For a different slant on the Jimmy Saville Affair see the article written by Charles More published in the Daily Telegraph which is reproduced in full below
The lead headline on the BBC website yesterday said: “Jimmy Savile scandal: Report reveals extent of abuse”. Well, I have read the whole of the report, and I can assure you that it does not.
Like most people, I believe the gist of the report – in the loose sense that I believe that Jimmy Savile did horrible, criminal things to young people, mainly to girls. But this is not exact knowledge: it is based on the stories which keep being repeated in the media and on the feeling, which one got from anecdotes, interviews and documentaries about Savile when he was alive, that he was sexually sinister. What would be valuable from an official report, surely, would be actual evidence.
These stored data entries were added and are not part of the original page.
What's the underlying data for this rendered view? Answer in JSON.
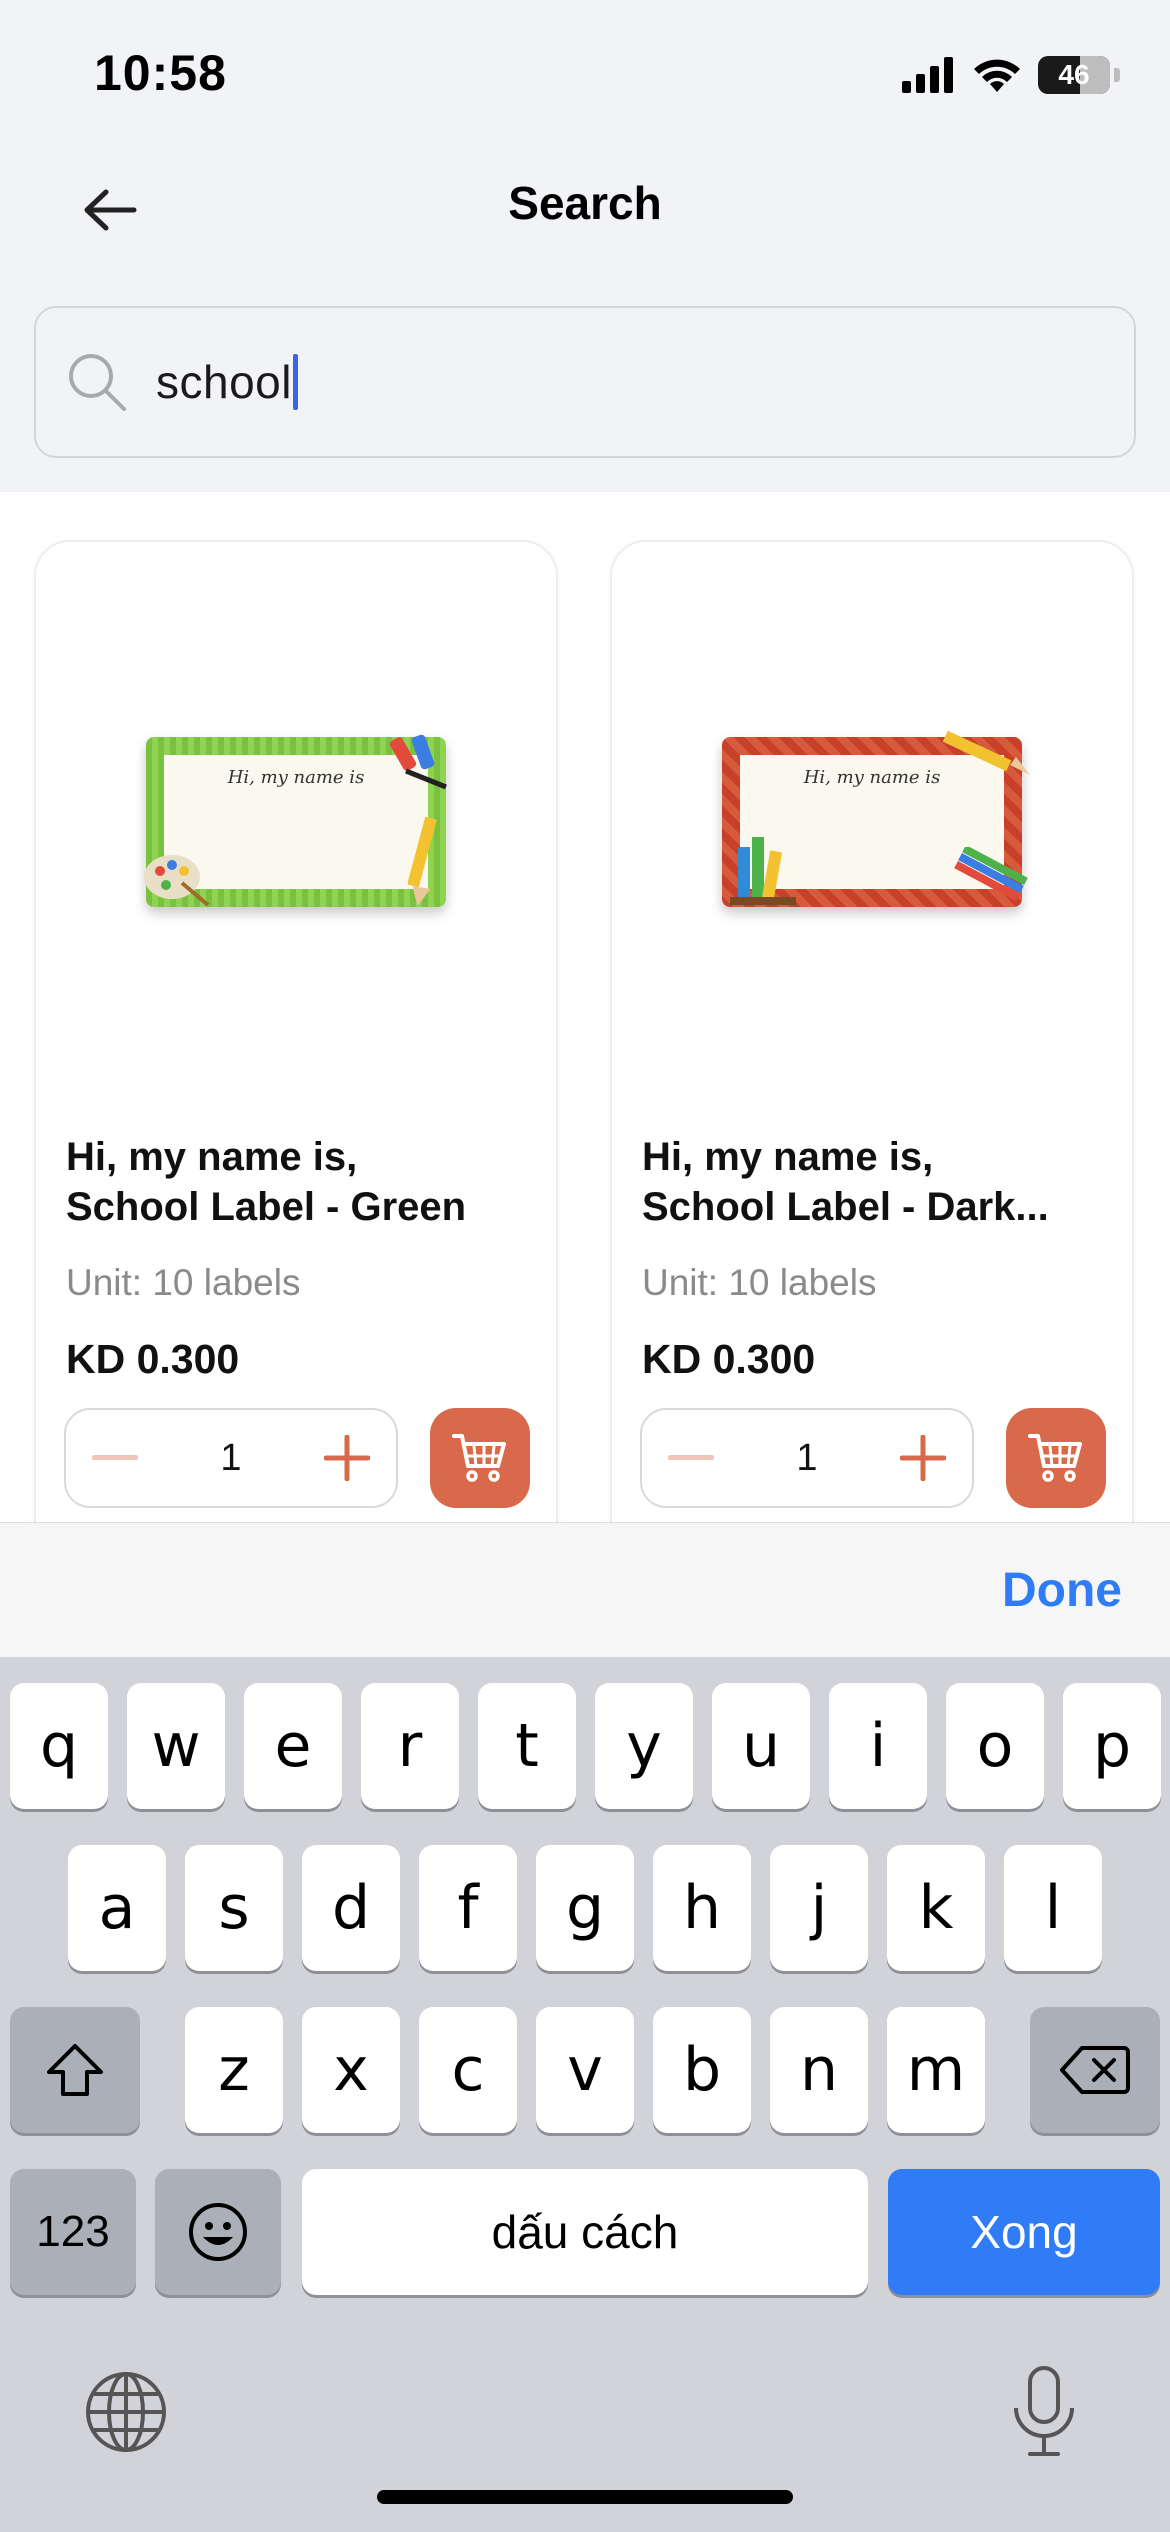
{
  "status_bar": {
    "time": "10:58",
    "battery": "46"
  },
  "header": {
    "title": "Search",
    "back_icon": "arrow-left-icon"
  },
  "search": {
    "value": "school",
    "icon": "search-icon"
  },
  "products": [
    {
      "name_line1": "Hi, my name is,",
      "name_line2": "School Label - Green",
      "label_script": "Hi, my name is",
      "unit": "Unit: 10 labels",
      "price": "KD 0.300",
      "quantity": "1",
      "accent": "#79c13f"
    },
    {
      "name_line1": "Hi, my name is,",
      "name_line2": "School Label - Dark...",
      "label_script": "Hi, my name is",
      "unit": "Unit: 10 labels",
      "price": "KD 0.300",
      "quantity": "1",
      "accent": "#c8402a"
    }
  ],
  "colors": {
    "cart_button": "#d9694b",
    "done": "#2f7cf6",
    "stepper_plus": "#d9694b",
    "stepper_minus": "#f0c4b6"
  },
  "accessory": {
    "done_label": "Done"
  },
  "keyboard": {
    "row1": [
      "q",
      "w",
      "e",
      "r",
      "t",
      "y",
      "u",
      "i",
      "o",
      "p"
    ],
    "row2": [
      "a",
      "s",
      "d",
      "f",
      "g",
      "h",
      "j",
      "k",
      "l"
    ],
    "row3": [
      "z",
      "x",
      "c",
      "v",
      "b",
      "n",
      "m"
    ],
    "numbers_label": "123",
    "space_label": "dấu cách",
    "return_label": "Xong"
  }
}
This report contains none, in a sense which a court would recognise.
The central problem crops up as early as the fourth paragraph. This states that the investigation – Operation Yewtree – has “collated all the allegations against Savile, irrespective of where the offences took place”. It jumps straight from “allegations” to “offences”. It assumes that because allegations were made, the offences were committed. It declares that 214 incidents have now been “formally recorded” as crimes. It treats allegations as facts. By doing so, it undermines justice.
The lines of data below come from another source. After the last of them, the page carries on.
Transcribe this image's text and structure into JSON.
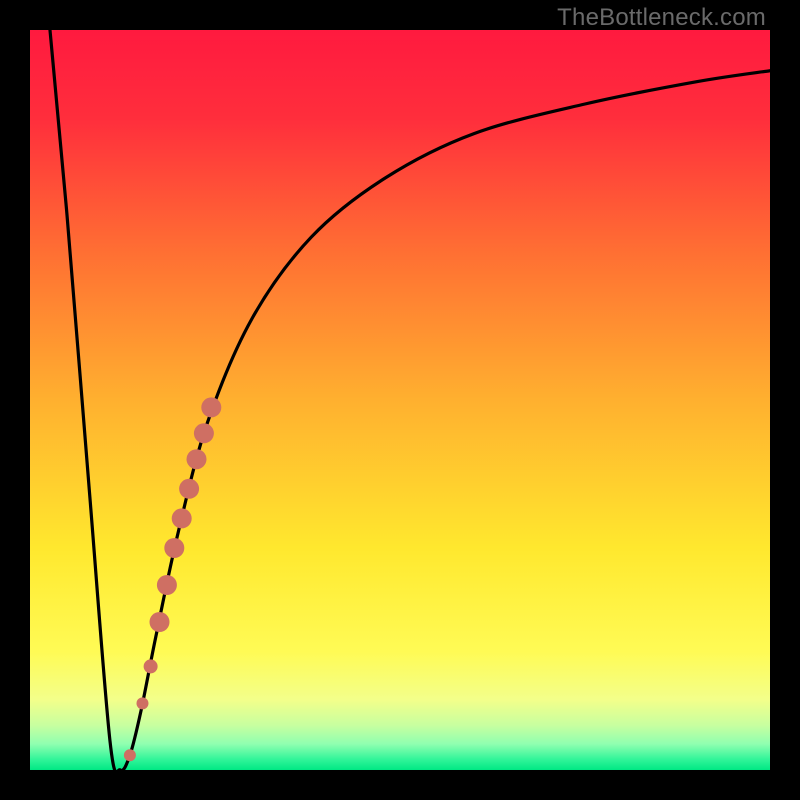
{
  "watermark": "TheBottleneck.com",
  "gradient_stops": [
    {
      "offset": 0.0,
      "color": "#ff1a3f"
    },
    {
      "offset": 0.12,
      "color": "#ff2e3c"
    },
    {
      "offset": 0.3,
      "color": "#ff6f33"
    },
    {
      "offset": 0.5,
      "color": "#ffb02f"
    },
    {
      "offset": 0.7,
      "color": "#ffe82e"
    },
    {
      "offset": 0.84,
      "color": "#fffb55"
    },
    {
      "offset": 0.905,
      "color": "#f3ff8a"
    },
    {
      "offset": 0.94,
      "color": "#c7ffa0"
    },
    {
      "offset": 0.965,
      "color": "#8fffb0"
    },
    {
      "offset": 0.985,
      "color": "#34f59a"
    },
    {
      "offset": 1.0,
      "color": "#00e884"
    }
  ],
  "chart_data": {
    "type": "line",
    "title": "",
    "xlabel": "",
    "ylabel": "",
    "xlim": [
      0,
      100
    ],
    "ylim": [
      0,
      100
    ],
    "series": [
      {
        "name": "bottleneck-curve",
        "x": [
          2.7,
          5,
          8,
          10.8,
          12.2,
          13.5,
          15,
          17,
          20,
          24,
          30,
          38,
          48,
          60,
          75,
          90,
          100
        ],
        "y": [
          100,
          75,
          38,
          4,
          0,
          2,
          8,
          18,
          32,
          47,
          61,
          72,
          80,
          86,
          90,
          93,
          94.5
        ]
      }
    ],
    "markers": {
      "name": "highlight-dots",
      "color": "#cf6f63",
      "points": [
        {
          "x": 13.5,
          "y": 2,
          "r": 6
        },
        {
          "x": 15.2,
          "y": 9,
          "r": 6
        },
        {
          "x": 16.3,
          "y": 14,
          "r": 7
        },
        {
          "x": 17.5,
          "y": 20,
          "r": 10
        },
        {
          "x": 18.5,
          "y": 25,
          "r": 10
        },
        {
          "x": 19.5,
          "y": 30,
          "r": 10
        },
        {
          "x": 20.5,
          "y": 34,
          "r": 10
        },
        {
          "x": 21.5,
          "y": 38,
          "r": 10
        },
        {
          "x": 22.5,
          "y": 42,
          "r": 10
        },
        {
          "x": 23.5,
          "y": 45.5,
          "r": 10
        },
        {
          "x": 24.5,
          "y": 49,
          "r": 10
        }
      ]
    }
  }
}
Aware of a bit of a difficulty here, the report admits that “the information has not been corroborated”. Corroboration would be “considered disproportionate”, it goes on, given that criminal proceedings cannot now be brought because Savile is dead. So all we have are claims. The report seeks to justify itself by saying that “the patterns and similarities” of his “offences and behaviours” reported have “given police and NSPCC staff an informed view that most people have provided compelling accounts of what happened to them”. So, it suggests, the rest of us must believe them.
All we know that we did not know before is a series of statistics – the number of people who have come forward, the number and nature of offences alleged (126 indecent assaults, for example), their incidence over years, and their geographical spread. Where does this lead?